Le plus remarquable est celui du Curé-Martin, à quatre niveaux superposés sur quinze mètres de haut, avec le deuxième étage accessible par un escalier externe (date 1553 sur le porche), le troisième par un escalier à vis intérieur, et le dernier par une échelle.

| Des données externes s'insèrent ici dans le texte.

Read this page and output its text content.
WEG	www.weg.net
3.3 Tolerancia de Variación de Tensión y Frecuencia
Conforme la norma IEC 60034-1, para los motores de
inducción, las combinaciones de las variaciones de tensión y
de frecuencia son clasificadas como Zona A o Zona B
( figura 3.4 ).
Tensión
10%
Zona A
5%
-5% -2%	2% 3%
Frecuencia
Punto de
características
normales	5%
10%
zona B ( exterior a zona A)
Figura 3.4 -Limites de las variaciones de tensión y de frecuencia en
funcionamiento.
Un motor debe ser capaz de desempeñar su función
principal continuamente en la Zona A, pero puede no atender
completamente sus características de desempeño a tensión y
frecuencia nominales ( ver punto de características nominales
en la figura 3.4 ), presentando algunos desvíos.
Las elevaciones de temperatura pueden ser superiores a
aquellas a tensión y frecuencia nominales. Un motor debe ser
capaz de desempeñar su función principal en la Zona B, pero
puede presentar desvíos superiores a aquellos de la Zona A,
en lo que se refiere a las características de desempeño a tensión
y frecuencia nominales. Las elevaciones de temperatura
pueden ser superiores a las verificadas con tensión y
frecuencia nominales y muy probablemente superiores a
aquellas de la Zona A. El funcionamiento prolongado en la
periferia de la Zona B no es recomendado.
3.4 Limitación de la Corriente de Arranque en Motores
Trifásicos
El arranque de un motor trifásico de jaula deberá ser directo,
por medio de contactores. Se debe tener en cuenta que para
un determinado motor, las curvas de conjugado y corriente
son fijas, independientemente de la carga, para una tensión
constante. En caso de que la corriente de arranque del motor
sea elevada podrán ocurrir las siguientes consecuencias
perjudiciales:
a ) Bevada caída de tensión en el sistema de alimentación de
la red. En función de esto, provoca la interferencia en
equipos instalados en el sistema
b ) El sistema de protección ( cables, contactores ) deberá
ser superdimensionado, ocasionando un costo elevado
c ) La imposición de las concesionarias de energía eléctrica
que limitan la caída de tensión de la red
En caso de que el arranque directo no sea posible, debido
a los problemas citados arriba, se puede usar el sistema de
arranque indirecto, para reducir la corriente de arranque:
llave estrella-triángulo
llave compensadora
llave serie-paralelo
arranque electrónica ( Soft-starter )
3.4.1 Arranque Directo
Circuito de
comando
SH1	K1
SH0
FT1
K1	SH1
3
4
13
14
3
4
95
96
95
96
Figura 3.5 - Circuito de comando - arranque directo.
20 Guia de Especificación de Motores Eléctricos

Pays de Lure, Forcalquier, Manosque Et de Giono, P. Ollivier-Elliott, edisud, 2000

Les pigeonniers provençaux, Claude Mesnil avec un plan de Limans et les points de visite

C’est sur la page de l’Histoire de Limans, site bassesalpes.fr, que j’ai appris comment était rémunéré l’ instituteur par les parents au XVIII °s. « l’on faisait une distinction entre les enfants debout (3 sous) et ceux qui pouvaient s’assoir (5 sous) ».

Conseillés par l’office du tourisme de Forcalquier, nous choisissons le ’18 : tour des Ybourgues’ (image de l’itinéraire des pigeonniers), 8km (et non 5) de 3h00 avec les arrêts (et non 2) avec une belle dénivelée de presque 300m (pas si facile), et que j’aurais plutôt appeler « La boucle des pigeonniers ».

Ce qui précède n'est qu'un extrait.